ROBERT THOMPSON: I think it's going to change from what we saw in 2020 in the beginning of this year. I think January was really sort of the peak of mass-- huge mass testing. I think as vaccines roll out and we get closer to herd immunity, I think you're going to have people that are testing, particularly in the schools, because we don't have vaccines yet for the younger-- anyone under 18.

And so I think as that's happening, you're going to see more and more testing that's really like regular flu testing, where, seasonally, it picks up, and people are testing themselves when they have something. They're going to want to know whether or not what they have is the flu or whether or not it's COVID or some new variant that might come along. So I think you're going to see a migration to the physician office. I think you're going to see a migration to the home. And it'll be a lot like normal flu testing at much lower volumes than you're seeing today.
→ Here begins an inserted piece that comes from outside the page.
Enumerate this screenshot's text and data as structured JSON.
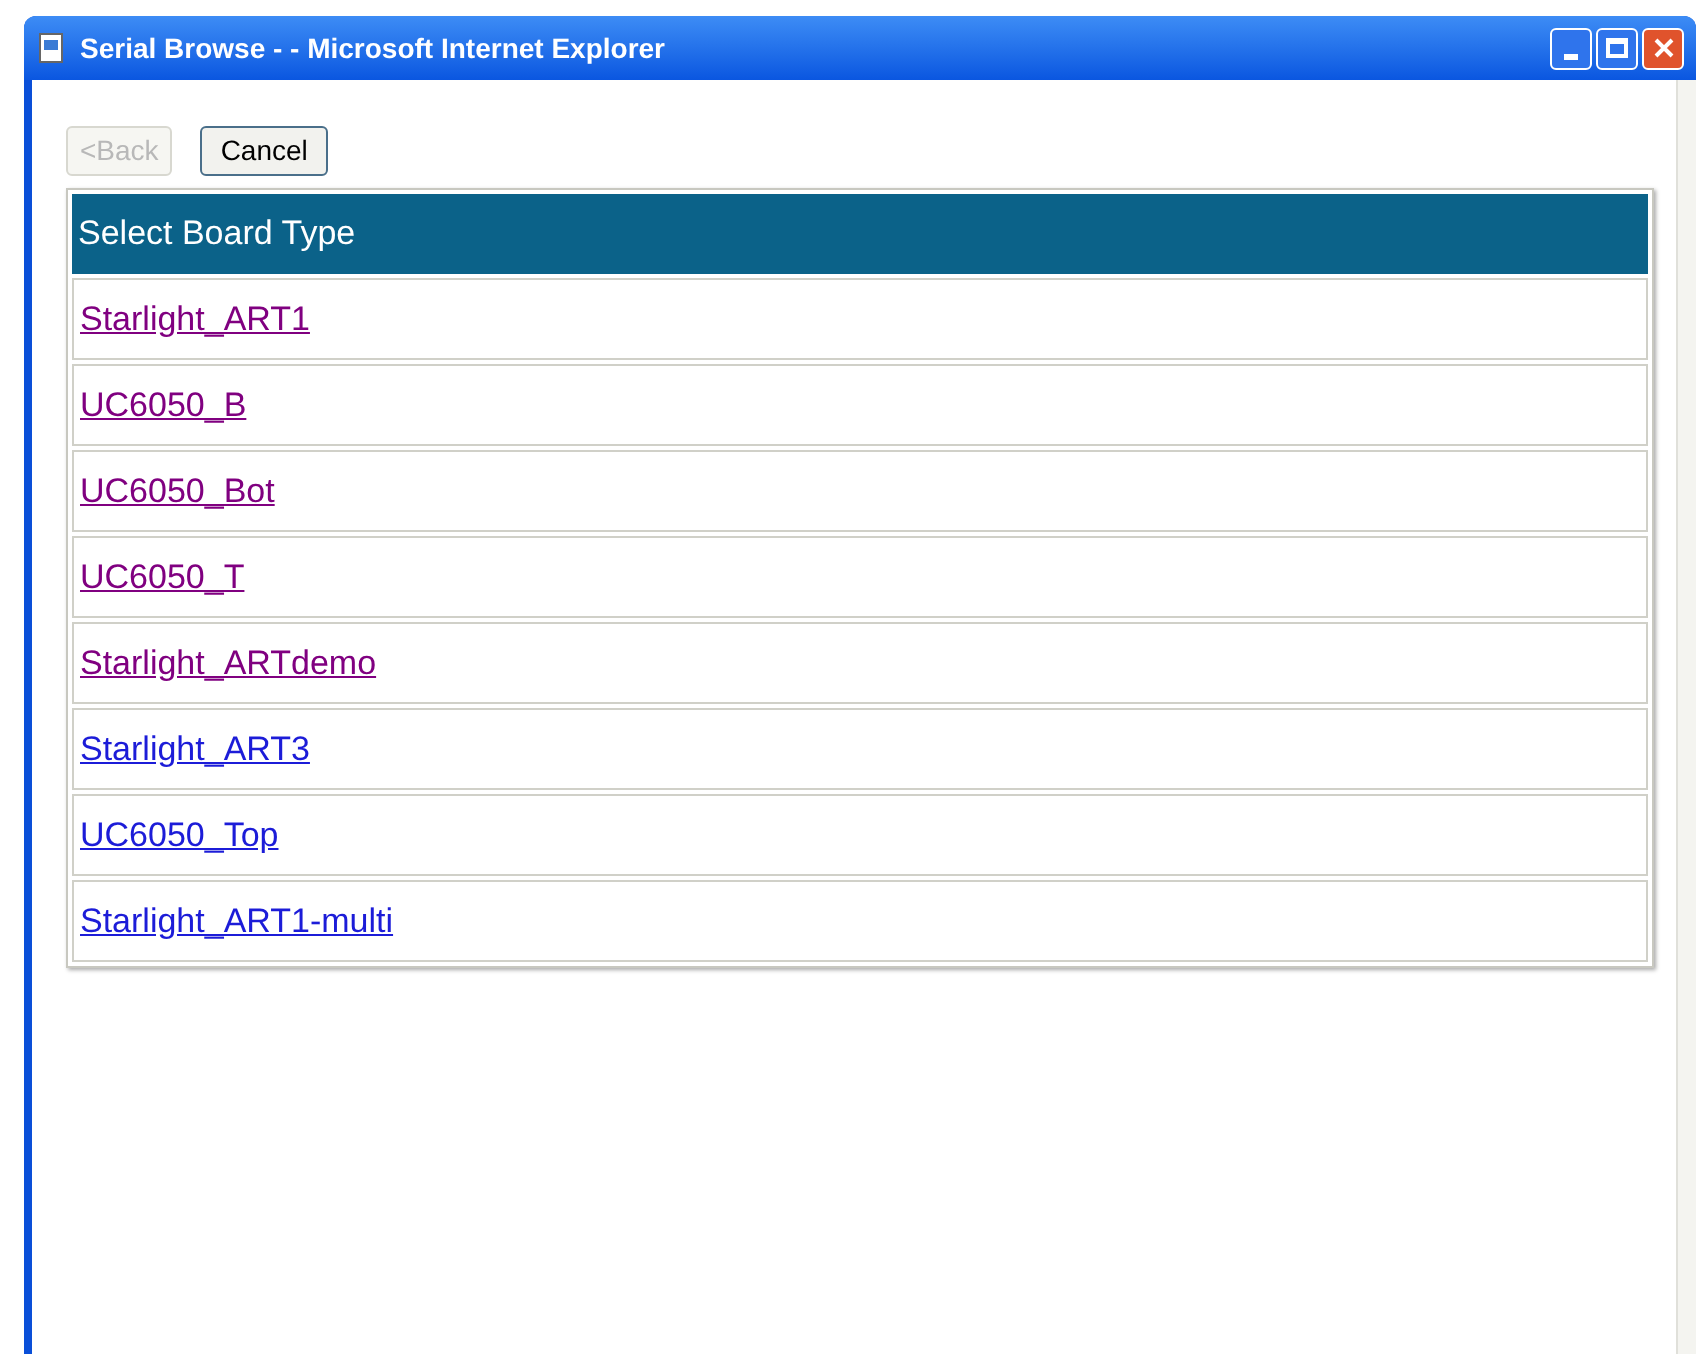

ZACK GUZMAN: Yes, good point. The tradeoff there as you get vaccinated, maybe the drop in the need to test, of course, still important for some people. When we look at it, though, in terms of that school piece you mentioned, how important is that in the short-term to maybe roll out things like your FDA-approved test here? Because, obviously, there is a large need right now on that front. So what does that look like? Obviously, building off the partnership with Walgreens, what more can be done? Because testing has lagged up until this point.

ROBERT THOMPSON: Yeah, so the schools are sort of its own unique case. We do a lot of university-based testing. In the sort of back to school season in January, we tested I think 15 or 20 different universities, including Kansas University, William and Mary University, a variety of them. The testing went very well this time. The positive rates were much lower than they were in the fall, which I think reflects the fact that there's a lot more natural immunity out there.

I'm very focused and CLR's very focused on K through 12 testing at this point. There's a lot of interest. Schools are reopening. We're involved with the Los Angeles Unified School District and their testing program and several testing programs here in Kansas and Missouri. I think that kind of testing, surveillance-based testing is going to continue for some time.

And in the universities, they've switched from broad-based, I'm going to test everybody every week, into more surveillance format, where they're going to test a small percentage of the population and see if they can catch outbreaks early.

AKIKO FUJITA: Robert, really quickly, what about the use of these tests at events? Whether it's a sporting event or concert, we've heard a lot of discussion about how you get the crowds back into the stadiums. Do you have discussions on that front?

ROBERT THOMPSON: Yes, so we did all the testing for the Kansas City Chiefs this past season. Anybody that wanted to go into one of the suites and occupy the suites needed to get tested within 72 hours. We've had conversations with other sporting venues as well. I do think there's a lot of-- that will be a long tail on that kind of testing, as well as pre-travel testing.

Most of the international destinations are saying you need to get a test within 72 hours, and then you need to get a test when you arrive. That kind of testing is certainly going to stay around until we're sort of worldwide achieving immunity, which I think will be, you know, well after the United States achieves immunity.

ZACK GUZMAN: Yeah, as we were discussing earlier, not every country on the same path here. But Robert Thompson, Clinical Reference Laboratory CEO, appreciate you coming on here to chat all that with us.